PostgreSQL replication in a Patroni cluster is based on the Write-Ahead Log (WAL) syncing between the cluster leader and replica. Occasionally, this mechanism may lag due to networking issues, missing WAL segments (on rotation or recycle), increased Patroni Pods CPU usage, or due to a hardware failure.

In StackLight, the PostgresqlReplicationSlowWalDownload alert indicates that the Patroni cluster Replica is out of sync. This alert has the Warning severity because under such conditions Patroni cluster is still operational and the issue may disappear without intervention. However, a persisting replication lag may impact the cluster availability if another Pod in the cluster fails, leaving the leader alone to serve requests. In this case, the Patroni leader will become read-only and unable to serve write requests, which can cause outage of Alerta backed by Patroni.

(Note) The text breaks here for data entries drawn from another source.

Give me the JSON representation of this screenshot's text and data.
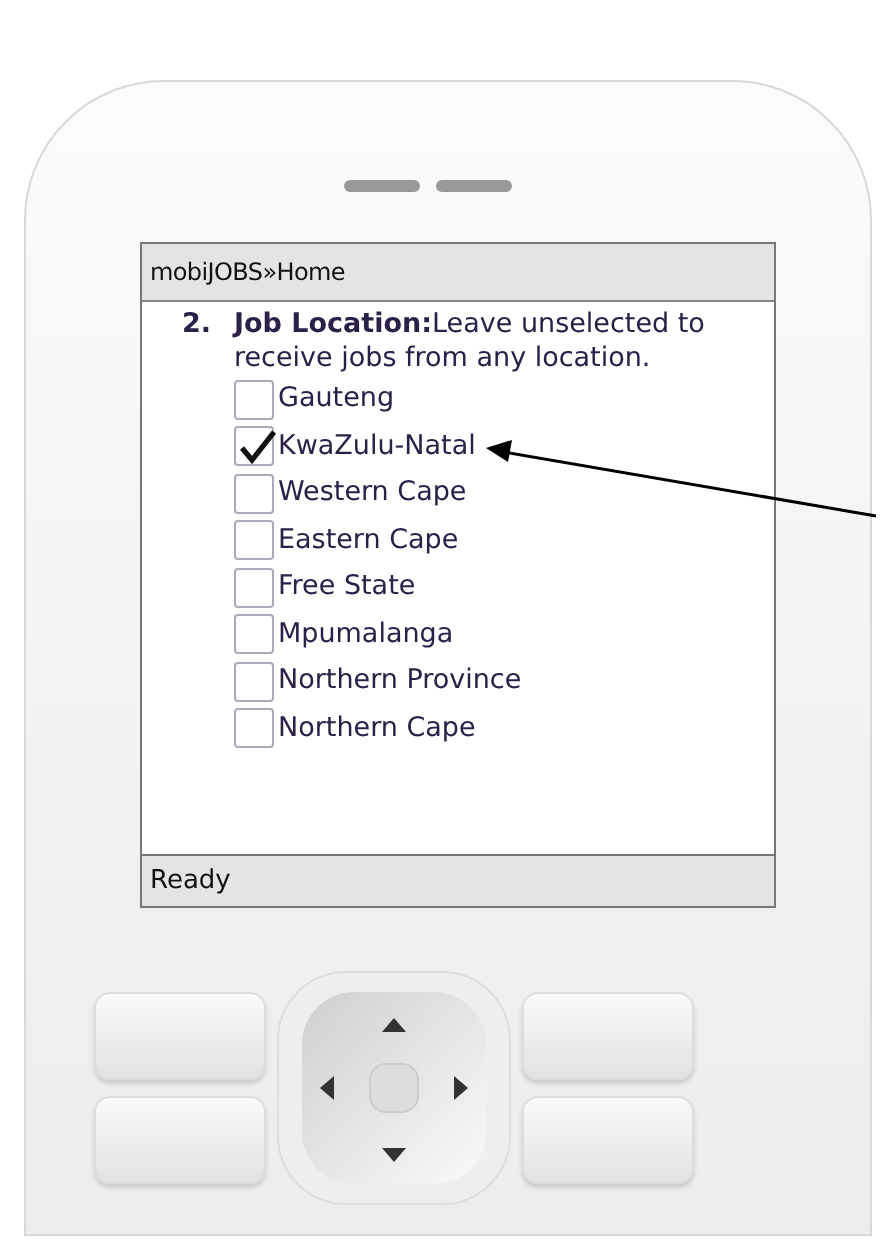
{
  "screen": {
    "title": "mobiJOBS»Home",
    "question": {
      "number": "2.",
      "text": "**Job Location:**Leave unselected to receive jobs from any location."
    },
    "options": [
      {
        "label": "Gauteng",
        "checked": false
      },
      {
        "label": "KwaZulu-Natal",
        "checked": true
      },
      {
        "label": "Western Cape",
        "checked": false
      },
      {
        "label": "Eastern Cape",
        "checked": false
      },
      {
        "label": "Free State",
        "checked": false
      },
      {
        "label": "Mpumalanga",
        "checked": false
      },
      {
        "label": "Northern Province",
        "checked": false
      },
      {
        "label": "Northern Cape",
        "checked": false
      }
    ],
    "status_bar": "Ready"
  }
}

Grafana, which also uses Patroni, will still be operational but any dashboard changes will not be saved.

Therefore, if PostgresqlReplicationSlowWalDownload fires, observe the cluster and fix it if the issue persists or if the lag grows.

To apply the issue resolution:

  1. Enter the Patroni cluster Pod:

    kubectl exec -it -n stacklight patroni-13-2 patroni -- bash
  2. Verify the current cluster state:

    patronictl -c postgres.yml list

    In the Lag in MB column of the output table, the replica Pod will indicate a non-zero value.

  3. Enter the leader Pod if it is not the current one.

  4. From the leader Pod, resync the replica Pod:

    patronictl -c postgres.yml reinit patroni-13 <REPLICA-MEMBER-NAME>
  5. In the Alertmanager or Alerta web UI, verify that no new alerts are firing for Patroni. The PostgresqlInsufficientWorkingMemory alert may become pending during the operation but should not fire.

  6. Verify that the replication is in sync:

    patronictl -c postgres.yml list

    Example of a positive system response:

    + Cluster: patroni-13 (6974829572195451235)---+---------+-----+-----------+
    | Member       | Host          | Role         | State   |  TL | Lag in MB |
    | patroni-13-0 |  | Replica      | running | 875 |         0 |
    | patroni-13-1 | | Leader       | running | 875 |           |
    | patroni-13-2 | | Sync Standby | running | 875 |         0 |